Nurse Shark: Ginglymostoma cirratum
Nurse sharks, Ginglymostoma cirratum, are sluggish bottom dwellers, congregating in large schools on the sea floor. Unlike most sharks, which take in water to breathe by swimming, the nurse shark often remains motionless, pumping water over its gills by opening and closing its mouth, and sometimes using it to suck in prey. Nurse sharks are distinguished by fleshy
appendages resembling fangs that hang below their nose and provide a sense of touch that helps nurse sharks to locate food on the bottom of the ocean floor. Nurse sharks are not usually dangerous, but the will clamp a viselike hold on unwary molesters - such as people who grab a
nurse's tail hoping for an underwater ride. They are not related to the Grey Nurse Shark of Australia, and are the only species of carpet shark found in North America, on both coasts. The Nurse Shark is one of the few sharks that do well in captivity.
Print Number - SH023
Limited Edition signed color photography for sale by Stephen Brunson
Nurse Shark, Ginglymostoma cirratum Statistics:
Weight: Up to 600 Lbs.
Length: 10 - 14 Ft.
Mating: Late Spring or Early Winter.
Lifespan: Nurse sharks have been known to live up to 25 years.
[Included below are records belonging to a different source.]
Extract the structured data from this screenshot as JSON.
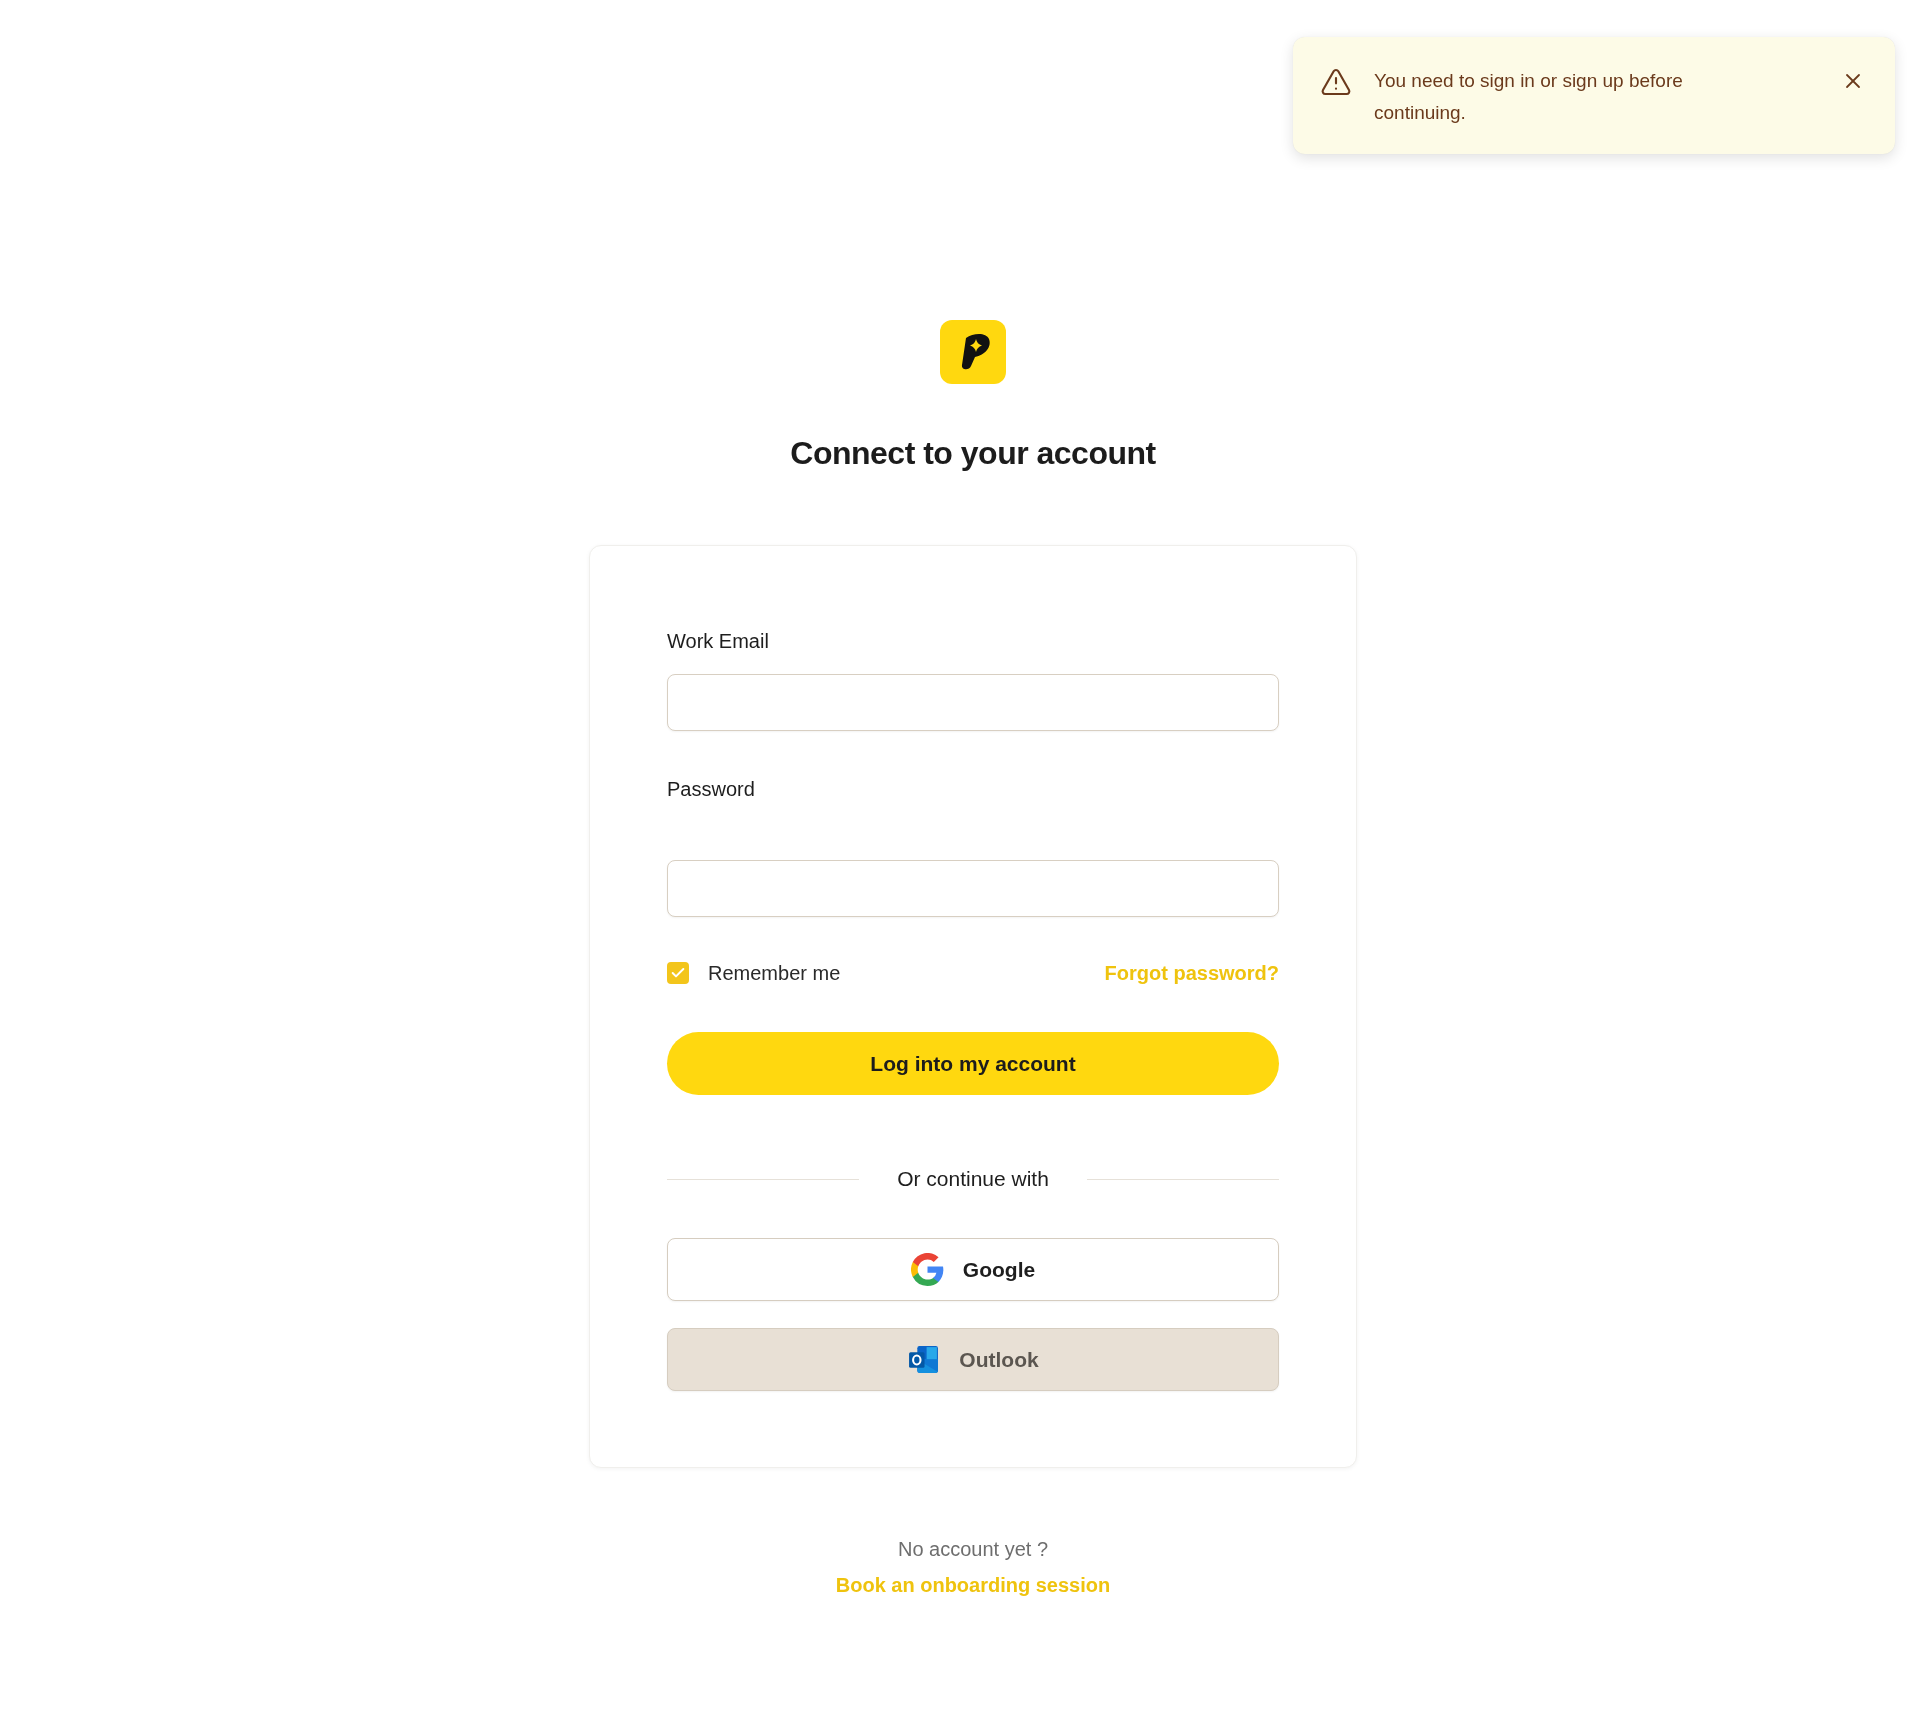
{
  "toast": {
    "message": "You need to sign in or sign up before continuing."
  },
  "title": "Connect to your account",
  "form": {
    "fields": [
      {
        "label": "Work Email"
      },
      {
        "label": "Password"
      }
    ],
    "remember": {
      "label": "Remember me",
      "checked": true
    },
    "forgot_link": "Forgot password?",
    "submit": "Log into my account",
    "divider": "Or continue with",
    "providers": [
      {
        "kind": "google",
        "label": "Google",
        "disabled": false
      },
      {
        "kind": "outlook",
        "label": "Outlook",
        "disabled": true
      }
    ]
  },
  "footer": {
    "prompt": "No account yet ?",
    "link": "Book an onboarding session"
  }
}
Number of young: 20 - 30 pups at a time
Gestation Period: Unknown
Typical Diet: Shellfish, squids, shrimps, crabs, spiny lobsters, sea urchins, and small fishes.
Distribution: Shallow waters of the Atlantic, from Rhode Island to Brazil; including the Caribbean, Bahamas, and
all the way to west coast of Africa.
Danger to Humans:
If provoked, can inflict a painful bite.